Nous nous faisions des confidences, nous échangions nos secrets, jamais ceux des autres ; jamais complices, jamais la guerre à qui que ce soit. Nous nous rencontrions pour, jamais contre.
Vous évoquiez, discrètement, l’amour juvénile que vous portiez à Geneviève ; vous vous émerveilliez, toujours plus depuis vingt ans, de sa jeunesse.
Je ne vous ai jamais vu fou. C’est donc que vous n’aviez pas peur. Je ne vous ai jamais vu lâche. Une fois pour toutes vous aviez décidé de faire confiance à qui était votre amie, à ses jugements, à ses choix, à elle-même. Il en fallait du courage, et j’étais fière de vous. Vous vous êtes engagé et vous avez traversé, à mes côtés, tant de champs de ragots, comme autant de champs de mines, sans jamais sauter sur les calomnies, les préjugés et les qu’en dira-t-on. Aventurier prudent, trop conscient de la valeur fondatrice de l’interdit pour accepter l’interdiction et l’intimidation, vous vous réjouissiez de ce que je réalise mes rêves, vous approuviez mes folies, parce que vous les trouviez sages, jusqu’à cette dernière, en Mai, et moi j’aimais les vôtres, j’aimais vos enthousiasmes, j’aimais toujours vos nouveaux projets.
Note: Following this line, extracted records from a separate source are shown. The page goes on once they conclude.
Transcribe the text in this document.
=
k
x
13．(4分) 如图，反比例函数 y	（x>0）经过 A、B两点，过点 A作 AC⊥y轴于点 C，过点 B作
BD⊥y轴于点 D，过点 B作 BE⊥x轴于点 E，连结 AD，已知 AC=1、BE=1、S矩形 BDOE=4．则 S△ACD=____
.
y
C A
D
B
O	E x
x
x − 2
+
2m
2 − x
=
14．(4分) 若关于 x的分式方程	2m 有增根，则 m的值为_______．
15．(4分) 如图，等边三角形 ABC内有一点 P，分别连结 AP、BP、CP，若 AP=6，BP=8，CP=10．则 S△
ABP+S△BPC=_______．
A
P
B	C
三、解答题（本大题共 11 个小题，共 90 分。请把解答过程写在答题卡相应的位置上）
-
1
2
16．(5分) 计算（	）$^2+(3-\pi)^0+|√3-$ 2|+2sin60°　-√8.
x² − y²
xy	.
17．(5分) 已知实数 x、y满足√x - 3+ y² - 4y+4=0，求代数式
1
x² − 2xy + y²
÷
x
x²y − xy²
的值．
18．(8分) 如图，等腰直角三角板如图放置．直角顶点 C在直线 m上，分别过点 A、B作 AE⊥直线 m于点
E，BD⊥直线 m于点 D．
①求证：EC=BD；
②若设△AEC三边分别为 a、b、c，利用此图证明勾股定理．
Nous ne nous empêchions pas, nous ne nous interdisions rien. L’un pour l’autre, nous prenions le parti du risque, d’une ouverture à l’aventure, d’être vous, un homme, moi, une femme, libres. Nous aimions nos projets, même quand ils n’étaient pas communs, parce que nous savions qu’ils devraient, qu’ils devront se conjuguer en un temps, en un lieu à venir, de plus grande maturité. Nous respections la transgression légitime, créatrice, qui met à l’honneur du monde ce que les conservateurs de tous bords s’entendent à maintenir forclos. Nous appelions de tout notre travail, de tous nos vœux et de toutes nos forces cette libération, cet élargissement démocratique.
Vous êtes parti un 8 août, cet été, comme ma mère, il y a six ans.
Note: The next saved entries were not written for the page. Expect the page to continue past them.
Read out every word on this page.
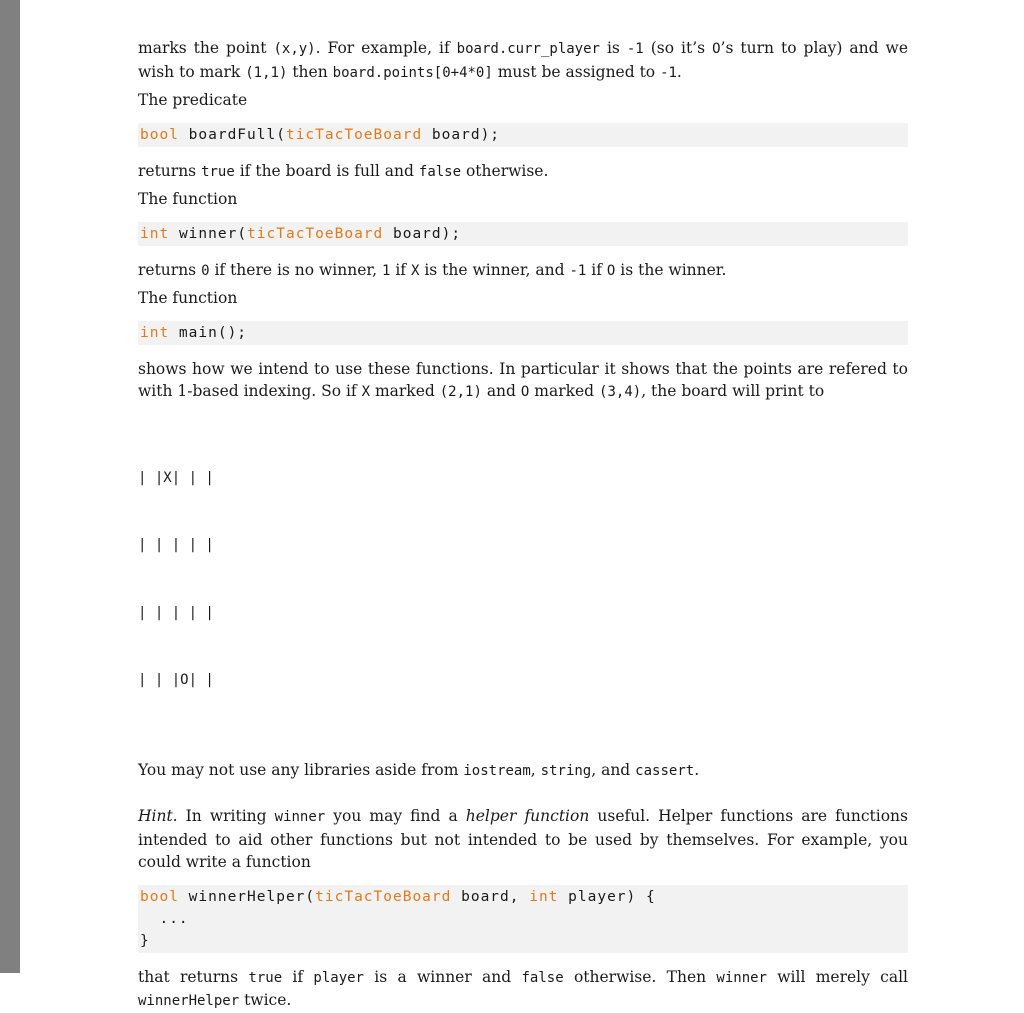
marks the point (x,y). For example, if board.curr_player is -1 (so it’s O’s turn to play) and we wish to mark (1,1) then board.points[0+4*0] must be assigned to -1.

The predicate

bool boardFull(ticTacToeBoard board);

returns true if the board is full and false otherwise.

The function

int winner(ticTacToeBoard board);

returns 0 if there is no winner, 1 if X is the winner, and -1 if O is the winner.

The function

int main();

shows how we intend to use these functions. In particular it shows that the points are refered to with 1-based indexing. So if X marked (2,1) and O marked (3,4), the board will print to

| |X| | |

| | | | |

| | | | |

| | |O| |

You may not use any libraries aside from iostream, string, and cassert.

Hint. In writing winner you may find a helper function useful. Helper functions are functions intended to aid other functions but not intended to be used by themselves. For example, you could write a function

bool winnerHelper(ticTacToeBoard board, int player) {
...
}

that returns true if player is a winner and false otherwise. Then winner will merely call winnerHelper twice.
Nous avions des projets, l’Amérique, New York, Los An­geles… En août, vous deviez venir dans mon île, entre ciel et mer.  En septembre, vous deviez venir à Strasbourg, votre ville au Parlement Babel, piquer une tête dans la piscine de l’Europe en mouvements, croiser tous ces députés, graves, convaincus, appliqués à essayer de prévenir les guerres, à faire avancer la justice.
Cette semaine, il y a deux jours à peine, à Vienne, nous avons célébré, en même temps que l’entrée de l’Autriche dans l’Union, la naissance d’une petite fille, en Suède ; la Suède où Taslima Nasreen, la femme rebelle aux intégrismes, a retrouvé une part de sa liberté. Cette petite fille, la première née dans l’histoire du monde -c’est un événement, c’est un avènement-, s’appelle « Démocratie véritable », démocratie paritaire. Pour la première fois, dans un lieu de l’État, il y a autant de femmes que d’hommes qui vont proclamer les lois et travailler à l’avenir de l’espèce humaine. C’est invraisemblable mais vrai. Vous n’y êtes pas pour rien.
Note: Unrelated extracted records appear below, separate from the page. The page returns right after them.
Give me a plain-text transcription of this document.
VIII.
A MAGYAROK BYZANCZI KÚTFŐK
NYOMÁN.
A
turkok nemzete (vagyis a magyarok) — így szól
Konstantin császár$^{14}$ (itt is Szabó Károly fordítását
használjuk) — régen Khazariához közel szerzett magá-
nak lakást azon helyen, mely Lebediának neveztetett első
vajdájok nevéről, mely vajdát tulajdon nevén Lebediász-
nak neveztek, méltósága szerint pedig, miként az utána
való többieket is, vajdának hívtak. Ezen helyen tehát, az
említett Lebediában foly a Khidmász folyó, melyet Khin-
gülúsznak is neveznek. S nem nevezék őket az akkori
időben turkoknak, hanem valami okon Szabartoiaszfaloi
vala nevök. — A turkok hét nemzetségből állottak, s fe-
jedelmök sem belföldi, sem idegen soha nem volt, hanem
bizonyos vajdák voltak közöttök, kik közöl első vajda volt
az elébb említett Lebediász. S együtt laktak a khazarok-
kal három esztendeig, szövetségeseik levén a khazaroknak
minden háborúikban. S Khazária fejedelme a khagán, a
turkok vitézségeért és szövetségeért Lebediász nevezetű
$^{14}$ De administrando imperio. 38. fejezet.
Au Caire, déjà, s’était manifesté, ce qu’annonçait, prémo­nitoire, votre texte de Tbilissi : les femmes sont le cœur battant – centre et courage – du mouvement de l’histoire[1].
Vous n’y êtes pas pour rien. L’histoire de la vie continue, et je sais que je vous inviterai, demain comme hier, à en partager, dans mon cœur, dans ma conscience, quelques péripéties où je m’engagerai.

Hier, quand, avec vous, je pensais à aujourd’hui, j’ai reçu le dernier livre de l’ami philosophe, Politiques de l’amitié. Je n’ai eu le temps d’en lire que l’exergue, de Cicéron (« De amicitia »). Permettez-moi de vous l’adresser :
« Dès lors, les absents même sont présents, et ce qui est plus difficile à dire, les morts vivent[2]… »

 

[1] Serge Leclaire, Rompre les charmes, op. cit.

[2] Jacques Derrida, Politiques de l’amitié, Paris, Galilée, 1995.